Editorial: Shame on airlines for trying to block basic consumer protections

In what other industry can a business wreck your things, not give you what you paid for?

In what other industry can a business wreck your things, not give you what you paid for, and still have any customers?

No other industry we can think of leaves customers with so few rights as the airline industry.

And the federal government’s attempt to give the flying public some more power has been immediately challenged by the airlines.

And the new regulations are pretty basic: up to $2,400 if you’re bumped from a flight and up to $2,100 for lost or damaged luggage.

Let’s examine these two things, shall we?
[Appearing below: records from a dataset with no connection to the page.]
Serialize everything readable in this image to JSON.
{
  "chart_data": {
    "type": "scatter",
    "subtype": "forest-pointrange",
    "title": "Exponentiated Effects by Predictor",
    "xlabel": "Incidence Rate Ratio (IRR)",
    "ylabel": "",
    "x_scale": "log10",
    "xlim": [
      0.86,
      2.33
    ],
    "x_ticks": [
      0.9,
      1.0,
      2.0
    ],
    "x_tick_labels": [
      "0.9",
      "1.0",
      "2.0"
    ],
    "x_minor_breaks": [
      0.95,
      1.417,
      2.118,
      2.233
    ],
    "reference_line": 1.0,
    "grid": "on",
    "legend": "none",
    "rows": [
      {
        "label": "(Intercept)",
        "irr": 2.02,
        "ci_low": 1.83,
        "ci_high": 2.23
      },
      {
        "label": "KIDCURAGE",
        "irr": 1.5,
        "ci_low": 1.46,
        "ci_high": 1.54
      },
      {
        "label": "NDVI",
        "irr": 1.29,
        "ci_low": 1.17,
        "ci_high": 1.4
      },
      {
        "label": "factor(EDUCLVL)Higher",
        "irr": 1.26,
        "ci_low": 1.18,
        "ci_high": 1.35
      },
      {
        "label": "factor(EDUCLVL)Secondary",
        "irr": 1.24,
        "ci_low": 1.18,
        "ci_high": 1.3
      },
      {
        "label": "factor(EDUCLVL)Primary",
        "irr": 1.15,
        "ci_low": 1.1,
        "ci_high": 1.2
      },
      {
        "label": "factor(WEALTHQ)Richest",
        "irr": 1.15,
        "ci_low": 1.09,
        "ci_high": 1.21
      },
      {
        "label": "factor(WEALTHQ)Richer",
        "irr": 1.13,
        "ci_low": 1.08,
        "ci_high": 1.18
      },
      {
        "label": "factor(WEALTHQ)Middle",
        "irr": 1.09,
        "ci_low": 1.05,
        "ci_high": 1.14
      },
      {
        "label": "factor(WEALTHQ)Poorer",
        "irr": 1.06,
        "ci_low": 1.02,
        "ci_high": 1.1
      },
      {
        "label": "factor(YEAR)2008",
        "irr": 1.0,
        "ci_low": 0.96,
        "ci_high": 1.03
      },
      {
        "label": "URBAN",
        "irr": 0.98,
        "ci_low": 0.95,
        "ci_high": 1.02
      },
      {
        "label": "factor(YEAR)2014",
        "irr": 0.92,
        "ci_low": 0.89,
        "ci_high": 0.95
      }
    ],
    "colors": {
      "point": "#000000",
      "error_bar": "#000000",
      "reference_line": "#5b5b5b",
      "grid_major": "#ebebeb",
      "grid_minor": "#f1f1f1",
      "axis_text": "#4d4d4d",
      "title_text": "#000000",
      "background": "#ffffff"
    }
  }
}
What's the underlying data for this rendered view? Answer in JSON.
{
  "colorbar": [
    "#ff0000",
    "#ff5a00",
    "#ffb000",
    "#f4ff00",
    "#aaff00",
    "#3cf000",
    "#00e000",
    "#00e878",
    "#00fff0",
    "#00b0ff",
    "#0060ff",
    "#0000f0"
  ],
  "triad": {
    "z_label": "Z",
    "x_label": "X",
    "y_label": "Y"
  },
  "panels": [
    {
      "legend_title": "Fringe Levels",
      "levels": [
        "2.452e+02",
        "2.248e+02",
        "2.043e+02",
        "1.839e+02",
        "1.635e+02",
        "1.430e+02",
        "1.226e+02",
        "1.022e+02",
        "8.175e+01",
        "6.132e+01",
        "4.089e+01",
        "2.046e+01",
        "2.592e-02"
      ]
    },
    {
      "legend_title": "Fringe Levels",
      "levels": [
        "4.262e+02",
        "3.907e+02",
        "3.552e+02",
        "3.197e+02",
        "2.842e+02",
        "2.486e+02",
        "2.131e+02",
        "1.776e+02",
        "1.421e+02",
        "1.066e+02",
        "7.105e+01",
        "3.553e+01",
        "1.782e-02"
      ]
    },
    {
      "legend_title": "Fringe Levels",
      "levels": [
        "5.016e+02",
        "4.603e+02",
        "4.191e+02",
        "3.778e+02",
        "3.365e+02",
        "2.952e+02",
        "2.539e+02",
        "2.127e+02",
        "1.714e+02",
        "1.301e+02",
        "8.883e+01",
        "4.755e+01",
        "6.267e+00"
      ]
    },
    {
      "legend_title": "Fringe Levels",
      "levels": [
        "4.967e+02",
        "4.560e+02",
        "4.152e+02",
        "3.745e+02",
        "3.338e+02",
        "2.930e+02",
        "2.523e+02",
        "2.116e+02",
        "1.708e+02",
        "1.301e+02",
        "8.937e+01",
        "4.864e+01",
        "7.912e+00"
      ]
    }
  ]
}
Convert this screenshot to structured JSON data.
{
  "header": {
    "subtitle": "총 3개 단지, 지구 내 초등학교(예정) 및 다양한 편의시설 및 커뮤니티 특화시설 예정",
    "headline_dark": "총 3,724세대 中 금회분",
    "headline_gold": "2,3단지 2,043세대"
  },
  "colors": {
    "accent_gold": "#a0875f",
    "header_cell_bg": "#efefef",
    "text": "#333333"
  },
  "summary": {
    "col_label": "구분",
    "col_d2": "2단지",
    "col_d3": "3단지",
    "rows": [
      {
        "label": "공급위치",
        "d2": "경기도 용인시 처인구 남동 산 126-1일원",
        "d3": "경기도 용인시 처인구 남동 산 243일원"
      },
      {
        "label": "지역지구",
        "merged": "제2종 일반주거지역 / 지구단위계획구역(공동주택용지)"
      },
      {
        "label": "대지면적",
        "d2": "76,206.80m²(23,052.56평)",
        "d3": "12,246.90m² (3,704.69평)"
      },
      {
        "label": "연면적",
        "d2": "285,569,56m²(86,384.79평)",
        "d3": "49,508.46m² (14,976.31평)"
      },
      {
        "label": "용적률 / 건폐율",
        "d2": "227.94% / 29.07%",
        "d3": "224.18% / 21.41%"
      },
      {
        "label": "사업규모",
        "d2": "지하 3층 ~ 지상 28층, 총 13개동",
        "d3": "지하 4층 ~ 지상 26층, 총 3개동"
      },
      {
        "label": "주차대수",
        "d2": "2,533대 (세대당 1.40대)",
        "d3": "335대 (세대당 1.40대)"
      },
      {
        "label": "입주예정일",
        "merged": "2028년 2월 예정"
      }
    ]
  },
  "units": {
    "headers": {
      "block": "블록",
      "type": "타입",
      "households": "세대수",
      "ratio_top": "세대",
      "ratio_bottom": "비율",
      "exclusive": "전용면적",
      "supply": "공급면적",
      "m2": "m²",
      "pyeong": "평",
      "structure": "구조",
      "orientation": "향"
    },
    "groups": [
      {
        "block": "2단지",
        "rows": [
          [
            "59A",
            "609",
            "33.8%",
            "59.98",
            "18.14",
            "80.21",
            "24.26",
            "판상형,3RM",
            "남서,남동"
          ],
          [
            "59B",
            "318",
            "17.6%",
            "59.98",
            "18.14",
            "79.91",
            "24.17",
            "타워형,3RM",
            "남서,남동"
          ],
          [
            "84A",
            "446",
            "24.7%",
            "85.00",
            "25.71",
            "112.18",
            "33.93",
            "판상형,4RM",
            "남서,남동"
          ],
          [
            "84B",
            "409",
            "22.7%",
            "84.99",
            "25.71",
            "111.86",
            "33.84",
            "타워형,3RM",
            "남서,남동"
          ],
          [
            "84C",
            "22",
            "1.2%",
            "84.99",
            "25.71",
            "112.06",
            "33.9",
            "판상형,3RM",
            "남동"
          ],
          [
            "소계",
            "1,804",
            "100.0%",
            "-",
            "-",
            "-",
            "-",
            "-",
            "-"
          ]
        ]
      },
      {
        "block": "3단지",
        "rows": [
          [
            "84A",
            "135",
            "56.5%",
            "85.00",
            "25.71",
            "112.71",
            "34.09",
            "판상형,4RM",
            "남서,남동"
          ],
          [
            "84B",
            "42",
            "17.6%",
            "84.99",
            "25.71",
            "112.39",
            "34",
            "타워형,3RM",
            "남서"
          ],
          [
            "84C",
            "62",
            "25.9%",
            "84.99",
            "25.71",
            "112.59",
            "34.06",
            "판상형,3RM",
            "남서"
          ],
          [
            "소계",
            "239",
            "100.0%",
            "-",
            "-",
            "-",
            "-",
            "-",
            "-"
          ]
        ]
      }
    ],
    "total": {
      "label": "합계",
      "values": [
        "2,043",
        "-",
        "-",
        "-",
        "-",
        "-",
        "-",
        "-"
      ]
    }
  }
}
Airlines are notorious for overbooking flights. They do this because they want to ensure as many people on board a flight as possible, so they book more than they have seats for, assuming there will be cancellations or no-shows. This can leave people who have booked and paid for flights left at the boarding gate, sometimes for long stretches of time, until the airline has another plane going their way. Too bad if you had plans on the other end.

It’s a practice we don’t think should be allowed.

If airlines are worried about costs, they can mitigate any potential losses through stand-by seats and cancellation policies, not on the backs of air travellers.

As to the second point, ever noticed that more and more people are trying to squeeze everything they need for their trip into the biggest possible carry-on bag? Often with a huge purse and possibly laptop case as well, to maximize their allowable cabin luggage.

It’s become an epidemic. Sometimes staff are even forced to make sure carry-ons don’t exceed the size limit. In some cases they have even had to tell people they must check these bags, even if they are the acceptable size, just because of space issues. It seems reasonable to assume that at least some of the reason is because a lot of people don’t want to let their luggage out of their sight, worried about what will happen to it in the hands of the airline and airport.

Will they ever see it again? Will they see it for the duration of their trip? Will it arrive with everything they packed still inside and undamaged? Some decide it’s not worth the risk.

Some basic compensation seems little to ask if your things get damaged or lost while under the airline’s care. It also seems little to ask that you get some kind of compensation if you can’t get on your plane.

It’s even less to ask that if you’re stuck in a plane on the tarmac for hours that you’re provided with air conditioning, food and water (astonishingly, this has not always been the default).

Shame on the airlines for trying to block this consumer protection.